第15話 思い出・パリパリ・かき揚げ蕎麦(後編)
☀☀☀
「今日もごちそうさま……じゃあ、また明日ね」
「お粗末様です。また、明日」
片付けを終え、しばし氷彗と話したら、また研究の再開だ。
うららは休憩室の廊下で、氷彗を見送った。
その背中を見て、半日前のオープンキャンパスを思い出した。
☀☀☀
「……おそらく、彼の妹さんのことでしょう」
オープンキャンパスのお昼時。
学生会館の壁際で、うららは田宮の答えを聞いた。
「妹さん、ですか? もしかして、その方も研究者とか?」
「えぇ、そうです……雨晴水星さん。バックグラウンドは違いますけど、僕たちと同じく研究対象は生体高分子でした。
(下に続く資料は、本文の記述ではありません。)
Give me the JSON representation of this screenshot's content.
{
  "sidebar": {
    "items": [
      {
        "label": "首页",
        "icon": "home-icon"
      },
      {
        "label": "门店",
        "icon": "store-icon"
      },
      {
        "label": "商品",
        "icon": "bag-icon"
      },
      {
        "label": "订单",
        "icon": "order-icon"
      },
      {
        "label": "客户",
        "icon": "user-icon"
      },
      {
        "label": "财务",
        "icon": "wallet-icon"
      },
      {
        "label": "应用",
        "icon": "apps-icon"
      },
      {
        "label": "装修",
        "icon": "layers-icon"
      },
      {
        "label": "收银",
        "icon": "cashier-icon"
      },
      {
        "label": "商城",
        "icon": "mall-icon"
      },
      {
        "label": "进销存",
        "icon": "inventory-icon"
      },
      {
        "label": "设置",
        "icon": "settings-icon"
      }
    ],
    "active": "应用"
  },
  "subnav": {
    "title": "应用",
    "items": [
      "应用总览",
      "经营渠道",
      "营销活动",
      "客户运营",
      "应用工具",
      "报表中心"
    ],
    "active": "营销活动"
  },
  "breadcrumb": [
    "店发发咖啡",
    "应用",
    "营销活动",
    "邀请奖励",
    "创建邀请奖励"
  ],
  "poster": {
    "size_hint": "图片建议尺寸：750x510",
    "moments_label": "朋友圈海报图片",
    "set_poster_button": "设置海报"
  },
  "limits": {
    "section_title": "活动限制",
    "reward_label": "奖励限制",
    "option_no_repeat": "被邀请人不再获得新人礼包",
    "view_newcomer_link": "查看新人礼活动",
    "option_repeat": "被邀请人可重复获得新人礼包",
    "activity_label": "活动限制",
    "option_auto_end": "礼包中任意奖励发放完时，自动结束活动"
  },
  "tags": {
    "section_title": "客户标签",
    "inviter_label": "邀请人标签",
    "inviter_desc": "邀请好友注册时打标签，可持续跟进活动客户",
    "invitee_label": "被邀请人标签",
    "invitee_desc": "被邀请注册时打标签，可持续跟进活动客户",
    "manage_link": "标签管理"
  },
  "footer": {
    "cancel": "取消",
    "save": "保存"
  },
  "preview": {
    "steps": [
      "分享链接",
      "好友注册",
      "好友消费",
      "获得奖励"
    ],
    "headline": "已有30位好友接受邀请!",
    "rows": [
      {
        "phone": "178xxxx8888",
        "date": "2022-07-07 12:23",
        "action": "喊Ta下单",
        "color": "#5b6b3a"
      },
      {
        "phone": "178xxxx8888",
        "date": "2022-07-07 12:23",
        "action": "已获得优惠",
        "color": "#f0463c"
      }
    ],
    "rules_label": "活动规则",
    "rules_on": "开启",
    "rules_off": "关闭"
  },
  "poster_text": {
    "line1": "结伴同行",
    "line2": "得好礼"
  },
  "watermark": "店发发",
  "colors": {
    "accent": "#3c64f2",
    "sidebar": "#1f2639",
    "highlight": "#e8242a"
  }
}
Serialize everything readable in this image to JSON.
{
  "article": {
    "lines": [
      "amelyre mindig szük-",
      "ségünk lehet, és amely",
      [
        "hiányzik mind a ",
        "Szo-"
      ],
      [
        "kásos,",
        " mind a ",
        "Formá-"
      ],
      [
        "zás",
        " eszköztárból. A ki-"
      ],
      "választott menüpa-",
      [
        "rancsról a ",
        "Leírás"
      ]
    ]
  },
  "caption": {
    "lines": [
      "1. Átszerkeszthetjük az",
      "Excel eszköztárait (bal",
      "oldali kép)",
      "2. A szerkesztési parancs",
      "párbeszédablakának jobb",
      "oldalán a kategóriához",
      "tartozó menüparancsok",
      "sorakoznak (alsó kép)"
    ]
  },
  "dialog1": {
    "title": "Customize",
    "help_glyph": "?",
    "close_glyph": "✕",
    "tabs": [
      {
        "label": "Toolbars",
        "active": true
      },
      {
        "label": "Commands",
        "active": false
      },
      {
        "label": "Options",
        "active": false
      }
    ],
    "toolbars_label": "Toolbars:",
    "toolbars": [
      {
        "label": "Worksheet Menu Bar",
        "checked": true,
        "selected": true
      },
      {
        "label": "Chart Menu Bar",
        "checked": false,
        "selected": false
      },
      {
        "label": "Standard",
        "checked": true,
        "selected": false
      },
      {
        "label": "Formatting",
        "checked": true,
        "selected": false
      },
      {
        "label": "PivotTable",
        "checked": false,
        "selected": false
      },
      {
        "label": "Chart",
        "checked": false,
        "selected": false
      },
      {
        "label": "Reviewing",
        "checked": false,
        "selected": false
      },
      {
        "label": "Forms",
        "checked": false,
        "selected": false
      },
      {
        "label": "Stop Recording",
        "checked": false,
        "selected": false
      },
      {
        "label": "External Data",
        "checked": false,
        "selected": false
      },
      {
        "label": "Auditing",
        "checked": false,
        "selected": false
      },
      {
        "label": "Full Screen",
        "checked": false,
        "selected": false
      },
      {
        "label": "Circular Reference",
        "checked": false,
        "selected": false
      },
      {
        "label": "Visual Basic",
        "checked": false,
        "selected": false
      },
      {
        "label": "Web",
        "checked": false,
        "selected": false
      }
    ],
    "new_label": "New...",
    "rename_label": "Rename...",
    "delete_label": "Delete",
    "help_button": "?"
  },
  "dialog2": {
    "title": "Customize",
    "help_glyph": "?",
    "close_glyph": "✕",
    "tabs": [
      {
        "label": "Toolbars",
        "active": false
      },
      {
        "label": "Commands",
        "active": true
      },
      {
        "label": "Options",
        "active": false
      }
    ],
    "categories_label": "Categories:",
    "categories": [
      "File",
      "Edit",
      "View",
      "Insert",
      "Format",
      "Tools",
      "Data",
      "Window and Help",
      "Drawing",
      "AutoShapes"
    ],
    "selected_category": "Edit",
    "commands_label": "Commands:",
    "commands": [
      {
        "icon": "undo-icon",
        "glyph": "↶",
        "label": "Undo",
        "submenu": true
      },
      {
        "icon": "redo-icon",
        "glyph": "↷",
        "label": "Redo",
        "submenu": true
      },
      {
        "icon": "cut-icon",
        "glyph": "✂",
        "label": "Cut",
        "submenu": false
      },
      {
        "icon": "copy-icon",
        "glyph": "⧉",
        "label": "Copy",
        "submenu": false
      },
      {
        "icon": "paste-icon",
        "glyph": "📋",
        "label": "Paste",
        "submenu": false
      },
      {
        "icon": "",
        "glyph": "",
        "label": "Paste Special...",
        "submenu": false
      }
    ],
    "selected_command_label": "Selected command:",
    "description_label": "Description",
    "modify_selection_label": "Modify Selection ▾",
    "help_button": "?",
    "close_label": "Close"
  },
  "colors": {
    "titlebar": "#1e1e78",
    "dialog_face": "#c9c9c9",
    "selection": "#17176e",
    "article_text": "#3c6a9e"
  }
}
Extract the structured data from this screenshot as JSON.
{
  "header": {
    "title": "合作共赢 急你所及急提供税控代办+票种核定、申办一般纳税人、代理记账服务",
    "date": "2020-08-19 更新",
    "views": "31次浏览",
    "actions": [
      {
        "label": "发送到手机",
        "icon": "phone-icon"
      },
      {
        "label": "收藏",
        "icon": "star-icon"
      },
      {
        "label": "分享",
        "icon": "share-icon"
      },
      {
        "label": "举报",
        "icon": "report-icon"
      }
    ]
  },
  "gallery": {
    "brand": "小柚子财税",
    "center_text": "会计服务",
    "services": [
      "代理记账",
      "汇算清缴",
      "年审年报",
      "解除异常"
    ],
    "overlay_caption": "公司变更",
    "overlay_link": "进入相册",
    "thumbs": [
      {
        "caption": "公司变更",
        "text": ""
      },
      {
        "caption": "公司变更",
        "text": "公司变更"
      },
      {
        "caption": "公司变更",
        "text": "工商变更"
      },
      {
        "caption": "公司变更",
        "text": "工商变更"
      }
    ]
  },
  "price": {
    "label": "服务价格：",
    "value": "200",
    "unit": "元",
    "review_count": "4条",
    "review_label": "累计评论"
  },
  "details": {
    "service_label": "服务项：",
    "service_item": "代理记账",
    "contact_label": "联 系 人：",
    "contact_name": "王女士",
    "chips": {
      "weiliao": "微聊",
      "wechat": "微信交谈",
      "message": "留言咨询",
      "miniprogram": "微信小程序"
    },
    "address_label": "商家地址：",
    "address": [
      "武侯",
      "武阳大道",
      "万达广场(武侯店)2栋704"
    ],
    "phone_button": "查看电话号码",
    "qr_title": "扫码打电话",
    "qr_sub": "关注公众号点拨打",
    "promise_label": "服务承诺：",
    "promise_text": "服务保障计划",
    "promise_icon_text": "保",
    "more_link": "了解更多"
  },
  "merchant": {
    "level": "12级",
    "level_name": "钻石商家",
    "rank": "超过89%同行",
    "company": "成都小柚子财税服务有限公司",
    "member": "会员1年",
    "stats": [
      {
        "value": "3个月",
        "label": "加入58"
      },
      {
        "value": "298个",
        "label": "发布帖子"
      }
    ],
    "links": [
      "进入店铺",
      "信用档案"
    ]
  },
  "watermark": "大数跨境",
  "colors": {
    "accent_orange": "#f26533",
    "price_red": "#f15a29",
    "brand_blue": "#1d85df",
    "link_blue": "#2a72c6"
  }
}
塔山さんも、どこかの学会誌で名前を見かけたのかもしれませんね」
「なるほど……」
その可能性はありそうだ。
「教授は、その水星さんに会ったことは?」
「えぇ、講演会で何度か。非常に興味深い分子ガストロノミーの仕事をしてました」
「分子、ガストロノミー?」
「聞いたことありませんか? ざっくり説明すると、分子論に基づいた調理科学ですよ」
調理科学——
その言葉に息を飲む。
パズルのピースが、綺麗にはまった気がした。
確信めいたものを感じて、うららは好奇心ままにさらに尋ねた。
「それで、その方は今どこで研究してるんです?」
「…………」
「教授?」
「…………本当、残念な出来事でした」
「え?」
歪な会話のつながりと重苦しい声のトーンに、うららは嫌な予感を覚えた。
瞬間、ジワリと冷や汗が手の平に滲んで、鼓動が落ち着かなくなる。
うららは固唾を飲み込んだ。
「もう、三年ほど前になりますね。海外の招待講演のために乗った飛行機が、事故に遭って……亡くなられたんですよ」
田宮の答えに、次々とパズルのピースが綺麗にはまっていく。
その結果、浮かびあがったのは謎を解いた爽快感でもなんでもない。
どうしようもなく、やるせなく悲しい想いだけだった。